Given that the city’s representation for rap artists has been a point of contention for a long time, with many complaints being lobbed at the lower frequency of rap shows compared to other genres, Starr hosting a show this monumental to his career at a venue as integral as the Charleston Music Hall speaks to a larger shift in the city’s culture.


Carmody believes that an increased spotlight toward black artists and rap artists has finally begun. “I think we are seeing a renaissance in the arts in Charleston and particularly in the hip-hop genre,” says Carmody. “I am seeing more hip-hop shows at more venues and I am seeing better hip-hop acts call Charleston home. We hope to just do our part by trying to book more diverse acts and supporting our local musicians.”

Sometimes, it’s easy to ruminate on the negatives. And it doesn’t take an objective perspective to see that things aren’t always perfect or even good. But the folks behind the scenes find some solace in the foresight of what this city could be.

“There’s a lot of talk about Charleston’s hospitality, and its friendliness, and its unity, and I think there’s a lot of people in this city who certainly want that but don’t think that’s been earned yet,” says Elliott. “And we’re in a position now to envision that for ourselves.”

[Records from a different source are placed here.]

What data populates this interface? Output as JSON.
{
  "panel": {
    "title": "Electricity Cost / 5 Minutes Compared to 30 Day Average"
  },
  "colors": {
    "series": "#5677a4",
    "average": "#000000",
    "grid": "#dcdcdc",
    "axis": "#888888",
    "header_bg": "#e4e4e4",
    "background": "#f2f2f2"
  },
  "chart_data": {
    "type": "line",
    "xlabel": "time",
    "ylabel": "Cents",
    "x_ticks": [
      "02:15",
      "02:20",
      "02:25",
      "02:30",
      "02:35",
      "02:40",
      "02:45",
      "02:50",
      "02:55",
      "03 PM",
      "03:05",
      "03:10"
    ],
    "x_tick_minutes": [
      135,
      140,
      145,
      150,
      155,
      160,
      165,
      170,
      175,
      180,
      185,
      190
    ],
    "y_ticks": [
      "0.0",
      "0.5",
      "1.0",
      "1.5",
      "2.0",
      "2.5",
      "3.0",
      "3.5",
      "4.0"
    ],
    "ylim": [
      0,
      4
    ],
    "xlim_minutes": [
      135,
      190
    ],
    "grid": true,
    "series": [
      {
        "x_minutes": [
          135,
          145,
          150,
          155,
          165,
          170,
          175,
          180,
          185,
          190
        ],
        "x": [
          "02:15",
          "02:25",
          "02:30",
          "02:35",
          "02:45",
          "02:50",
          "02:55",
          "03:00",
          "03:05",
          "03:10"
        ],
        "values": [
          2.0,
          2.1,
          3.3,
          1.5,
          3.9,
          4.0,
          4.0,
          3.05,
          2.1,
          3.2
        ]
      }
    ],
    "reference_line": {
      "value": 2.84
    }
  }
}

“This city needs to make a statement about the people that live here that look very different than the statement that gets made about us,” says McKenzie. “This city needs to progress a lot quicker than it has been and I think everybody’s rallying around that and [Starr] is the leader of the vision for that.”

For some, the collaboration from all walks of life on this LP is a glimpse into that vision of a more unified city.

That may sound like a lot of pressure to put on one man, but Starr knows that he’s not alone in this ambition. Many of the creatives and activists involved anticipate the message of A Water Album to spread like wildfire.

“I think what the goal of everybody who has been involved in the planning and execution of this show is to continue that energy, magnify that energy, continue pushing it, so this won’t be some culmination of it that manifests itself into nothing,” Starr says. “We’re going to push and we’re going to continue to push for people to be politically engaged and politically active. We want more people volunteering. We’re going to make our voices heard.”